Power blazed before Mara’s eyes, invisible to the gaze of most mortals, but sharp and harsh before her Sight. The ancient glyphs that ringed the Vault of the Kings were shields of frozen light, implacable and invincible. The flow of elemental power from Antenora to the wall of flames seemed like a stream of fire. The mighty wards around the golden doors to Dragonfall blazed like a net of solid light, magic unlike any Mara had encountered before.

All that was secondary to her attention right now, though.

The song in her head kept getting louder.

“The Traveler?” said Ridmark.
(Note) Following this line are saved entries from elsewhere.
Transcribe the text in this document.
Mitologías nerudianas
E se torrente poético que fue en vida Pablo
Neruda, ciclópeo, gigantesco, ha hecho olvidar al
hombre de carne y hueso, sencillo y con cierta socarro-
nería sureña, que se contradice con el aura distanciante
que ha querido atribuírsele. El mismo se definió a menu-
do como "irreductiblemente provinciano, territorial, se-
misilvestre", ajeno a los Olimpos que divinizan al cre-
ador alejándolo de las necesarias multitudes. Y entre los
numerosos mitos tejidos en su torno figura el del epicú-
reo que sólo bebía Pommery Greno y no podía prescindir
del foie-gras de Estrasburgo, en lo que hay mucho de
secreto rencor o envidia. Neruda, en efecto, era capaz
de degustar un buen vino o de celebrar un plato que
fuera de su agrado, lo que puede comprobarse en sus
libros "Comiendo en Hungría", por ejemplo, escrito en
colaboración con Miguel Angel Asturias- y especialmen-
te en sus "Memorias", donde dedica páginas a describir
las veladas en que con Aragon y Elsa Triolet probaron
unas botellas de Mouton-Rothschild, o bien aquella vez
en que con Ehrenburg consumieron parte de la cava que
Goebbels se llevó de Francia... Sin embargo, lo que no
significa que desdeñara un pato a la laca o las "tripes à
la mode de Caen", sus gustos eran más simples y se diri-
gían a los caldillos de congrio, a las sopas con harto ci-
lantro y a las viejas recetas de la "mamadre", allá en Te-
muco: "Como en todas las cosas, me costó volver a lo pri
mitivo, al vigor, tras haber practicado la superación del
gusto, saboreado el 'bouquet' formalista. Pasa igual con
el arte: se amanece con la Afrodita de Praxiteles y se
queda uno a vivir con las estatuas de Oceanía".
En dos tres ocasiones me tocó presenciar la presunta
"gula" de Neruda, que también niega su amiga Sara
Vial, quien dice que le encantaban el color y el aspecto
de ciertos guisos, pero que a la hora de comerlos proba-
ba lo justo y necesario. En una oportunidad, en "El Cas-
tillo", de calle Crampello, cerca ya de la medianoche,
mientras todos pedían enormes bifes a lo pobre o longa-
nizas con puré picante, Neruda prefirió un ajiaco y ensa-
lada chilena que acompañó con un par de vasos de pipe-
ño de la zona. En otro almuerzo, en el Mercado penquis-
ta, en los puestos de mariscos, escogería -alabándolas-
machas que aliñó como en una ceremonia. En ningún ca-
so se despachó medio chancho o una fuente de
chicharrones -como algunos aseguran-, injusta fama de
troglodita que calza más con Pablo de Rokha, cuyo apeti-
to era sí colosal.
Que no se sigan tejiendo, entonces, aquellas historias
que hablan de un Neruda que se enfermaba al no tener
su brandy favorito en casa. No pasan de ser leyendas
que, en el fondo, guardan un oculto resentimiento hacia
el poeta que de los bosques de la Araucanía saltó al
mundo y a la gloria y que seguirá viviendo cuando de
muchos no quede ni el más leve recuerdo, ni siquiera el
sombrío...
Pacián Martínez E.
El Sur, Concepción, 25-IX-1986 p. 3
He had spent most of the last hour watching the curtain of fire, but his eyes kept straying back to the gates to Dragonfall.

“Yes,” said Mara. “He is very near.” She concentrated for a moment, trying to make sense of the peculiar sensation. “Within two miles. Maybe less than a mile. I suspect all the solid rock and the glyphs are disrupting his aura. But he is almost here.”

Arandar gave a shake of his head. “The last time were caught between the Mhorites and the Anathgrimm, we were almost killed.”

“Perhaps they will do us a favor and kill each other off,” said Jager.

“We kept saying that in the Vale,” said Morigna with a sour scowl, “and it never seemed to happen. One suspects the Traveler and Mournacht shall join hands in brotherly amity to first kill us, and only then try to slay each other.”

“Why?” said Arandar.

“Because, Sir Arandar,” said Morigna, “of the essential perversity of the cosmos. Why else does every damned thing always seem to go wrong?”

There was silence for a moment.

“That is actually a good theological argument,” said Caius, “for the fallen nature of the world…”

“If we live through this, we can debate theology later,” said Ridmark.